Texts in Mourning and Action was an online intervention/performance organized in solidarity with the Zapatista communities of Chiapas, Mexico on May 24th, 2014. In collaboration with Ricardo Dominguez and the Electronic Disturbance Theater, and in response to the political assassination of Galeano in Chiapas, Mexico, a new form of Electronic Civil Disobedience (E.C.D.) was developed and used to disrupt the website of Mexico’s president Enrique Peña Nieto.
When users logged on to the project website, their web browsers sent mass page requests to the web servers of the Mexican presidency, filling their error logs with lines of text drawn from “Don Quixote”, communiques from the Zapatista Communities, as well as from texts authored by the Critical Art Ensemble. As a kind of E-Graffiti and new form of E.C.D., server operators would see thousands of entries like this one as their servers received floods of traffic from around the world:
HTTP Error 404: “http://www.presidencia.gob.mx/The fault lies not with the mob who demands nonsense but with those who do not know how to produce anything else” was not found on this server.

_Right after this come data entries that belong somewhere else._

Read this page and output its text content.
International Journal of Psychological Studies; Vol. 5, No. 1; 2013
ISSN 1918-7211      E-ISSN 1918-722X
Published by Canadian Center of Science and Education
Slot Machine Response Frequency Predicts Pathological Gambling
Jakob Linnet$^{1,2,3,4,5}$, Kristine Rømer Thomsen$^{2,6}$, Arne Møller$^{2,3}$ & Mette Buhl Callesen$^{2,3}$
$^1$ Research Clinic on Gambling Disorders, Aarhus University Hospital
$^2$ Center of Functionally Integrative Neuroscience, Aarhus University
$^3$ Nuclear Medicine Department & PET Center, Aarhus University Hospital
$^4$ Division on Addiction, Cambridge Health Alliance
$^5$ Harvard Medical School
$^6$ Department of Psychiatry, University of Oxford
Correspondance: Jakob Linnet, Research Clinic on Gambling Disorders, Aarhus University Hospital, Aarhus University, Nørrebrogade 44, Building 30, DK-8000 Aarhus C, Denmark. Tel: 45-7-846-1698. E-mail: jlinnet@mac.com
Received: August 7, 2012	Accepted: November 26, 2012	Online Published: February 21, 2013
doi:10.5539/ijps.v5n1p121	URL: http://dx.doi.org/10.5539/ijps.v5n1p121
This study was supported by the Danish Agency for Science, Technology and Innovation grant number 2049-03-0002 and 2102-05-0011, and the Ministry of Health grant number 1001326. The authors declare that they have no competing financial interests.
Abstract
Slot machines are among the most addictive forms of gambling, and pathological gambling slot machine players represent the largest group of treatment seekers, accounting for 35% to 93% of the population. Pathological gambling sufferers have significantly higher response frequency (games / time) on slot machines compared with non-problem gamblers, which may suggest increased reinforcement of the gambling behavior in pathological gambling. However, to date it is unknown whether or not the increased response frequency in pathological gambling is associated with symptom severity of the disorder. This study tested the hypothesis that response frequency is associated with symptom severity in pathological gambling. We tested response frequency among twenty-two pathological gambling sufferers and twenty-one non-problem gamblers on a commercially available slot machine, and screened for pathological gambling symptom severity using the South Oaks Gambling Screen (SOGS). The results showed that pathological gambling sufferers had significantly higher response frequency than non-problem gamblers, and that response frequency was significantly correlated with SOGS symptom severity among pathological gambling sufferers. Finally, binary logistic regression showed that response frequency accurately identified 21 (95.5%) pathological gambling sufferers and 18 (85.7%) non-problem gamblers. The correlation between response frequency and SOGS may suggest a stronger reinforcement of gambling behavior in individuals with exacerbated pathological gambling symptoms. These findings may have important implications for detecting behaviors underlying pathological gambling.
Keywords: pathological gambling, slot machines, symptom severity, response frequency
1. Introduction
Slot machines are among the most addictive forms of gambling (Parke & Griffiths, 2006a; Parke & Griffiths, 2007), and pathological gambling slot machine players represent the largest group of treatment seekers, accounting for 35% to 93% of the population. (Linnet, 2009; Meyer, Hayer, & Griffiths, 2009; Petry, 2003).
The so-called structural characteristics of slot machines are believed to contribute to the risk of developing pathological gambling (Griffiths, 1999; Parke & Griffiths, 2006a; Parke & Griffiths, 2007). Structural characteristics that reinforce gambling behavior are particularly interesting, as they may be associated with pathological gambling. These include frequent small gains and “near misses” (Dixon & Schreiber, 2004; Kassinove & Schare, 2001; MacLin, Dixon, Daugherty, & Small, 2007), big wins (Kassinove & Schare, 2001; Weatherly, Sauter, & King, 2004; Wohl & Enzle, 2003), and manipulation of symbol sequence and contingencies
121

The Critical Art Ensemble has described Electronic Civil Disobedience in this way:
“As in civil disobedience (CD), the primary tactics of electronic civil disobedience (ECD) are trespass and blockage. Exits, entrances, conduits, and other key spaces must be occupied by the contestational force in order to bring pressure on legitimized institutions engaged in unethical or criminal actions. Blocking information conduits is analogous to blocking physical locations; however, electronic blockage can cause financial stress that physical blockage cannot, and it can be used beyond the local level. ECD is CD reinvigorated. What CD once was, ECD is now.”
Through the mass distributed generation of 404-errors, participants established a distributed performative matrix that imagines books and communiques as being capable of mourning, action, and disobedience.